The Saradha group’s spectacular failure has inflicted severe pain not only on its gullible depositors and agents but in a real sense on India’s financial regulators and the State government as well. There is a law and order problem in West Bengal. Very soon, public attention will shift to regulation or the lack of it. The crisis, it appears, will not be confined to one state. In the worst case scenario, not only will many other deposit-taking entities be dragged down, but investors might start reposing less faith even in the financial system.

There is a sense of deja vu in all this. Waiting to be resolved from an earlier era are several cases of default by major players who preyed on investors’ gullibility and either exploited loopholes or flourished under the benign neglect of regulators.
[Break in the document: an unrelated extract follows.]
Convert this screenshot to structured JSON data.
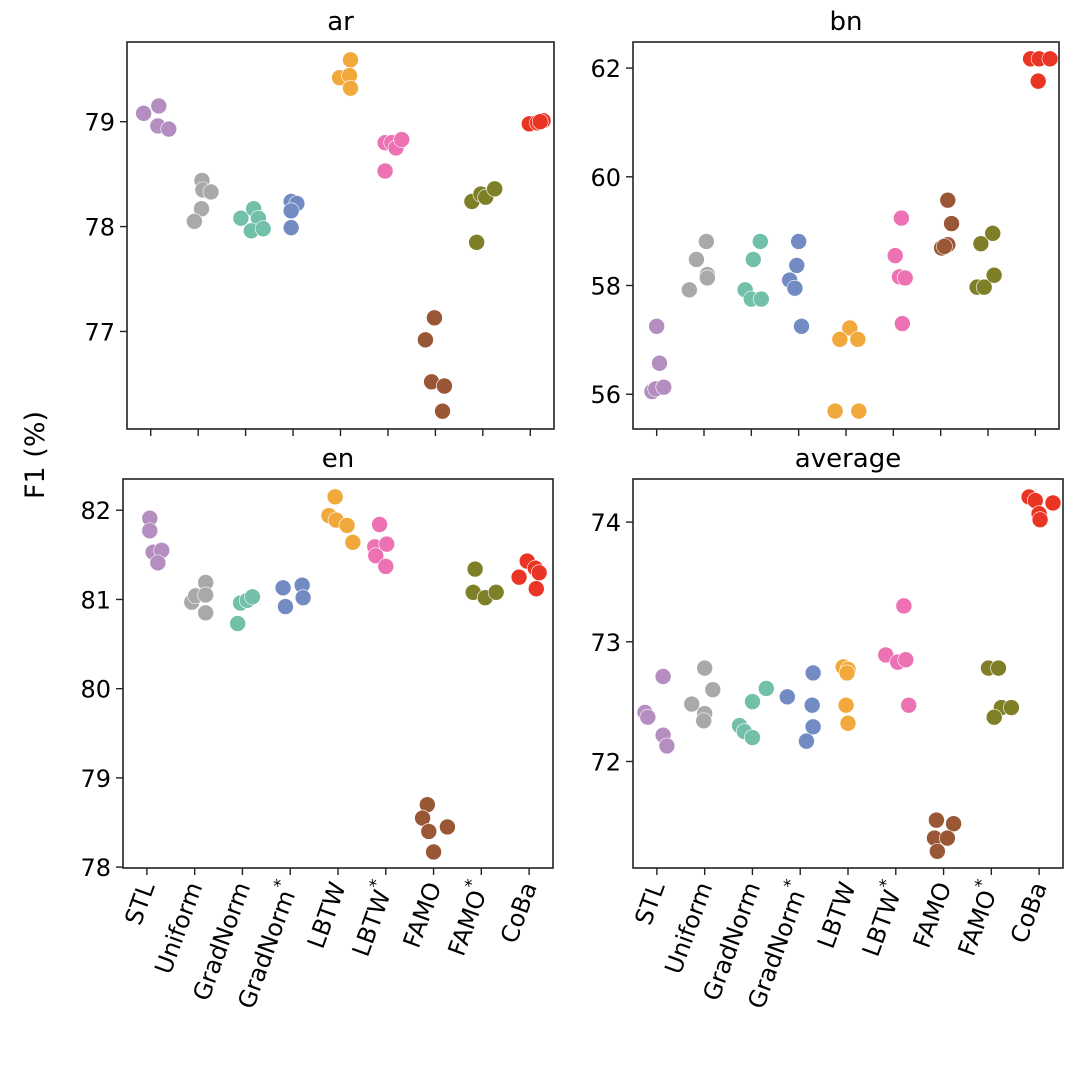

For governments — at the Centre and in the States — as well as the several regulators of the mainline financial system the ongoing crisis in West Bengal is once again a stark reminder of how little rules and regulations can do to pre-empt fraud. Can regulation, however well thought of, ever be equal to the task of ensuring a ‘safe’ financial system?

In no other sphere of the financial sector is the regulatory lacuna so apparent as in the very large category of deposit-taking entities. The group is amorphous and includes the well-regulated banks and NBFCs but also a very large number of entities which are not regulated at all; or are adept at designing schemes that fall between different regulatory jurisdictions.

The scam in West Bengal as well the one in Tamil Nadu involving Emus loosely fit into the description of Collective Investment Schemes (CIS). SEBI has formulated rules for these relatively recently, in October 1999, to cover a number of existing schemes and license new ones. There were bound to be major shortcomings in such an approach. After all even the best-equipped regulator does not have the wherewithal to supervise a teak plantation or an emu bird, leave alone monitor the type of investors who get into such schemes. It is also a question of regulation trying to catch up with existing players. Investors who were taken for a ride are either gullible, or greedy, or both. But that does not absolve the mainline financial system comprising banks, NBFCs and, of course, the regulators of blame.

At a time policymakers are emphasising financial inclusion and literacy, scams like the one involving the Saradha group should not happen so frequently. It is likely that ordinary people find it easier to deal with such entities compared with, say, a bank or regulated NBFCs.

Regulators need to coordinate more closely and gather State-level intelligence reports on large deposit-gathering activities seriously to protect the small depositor.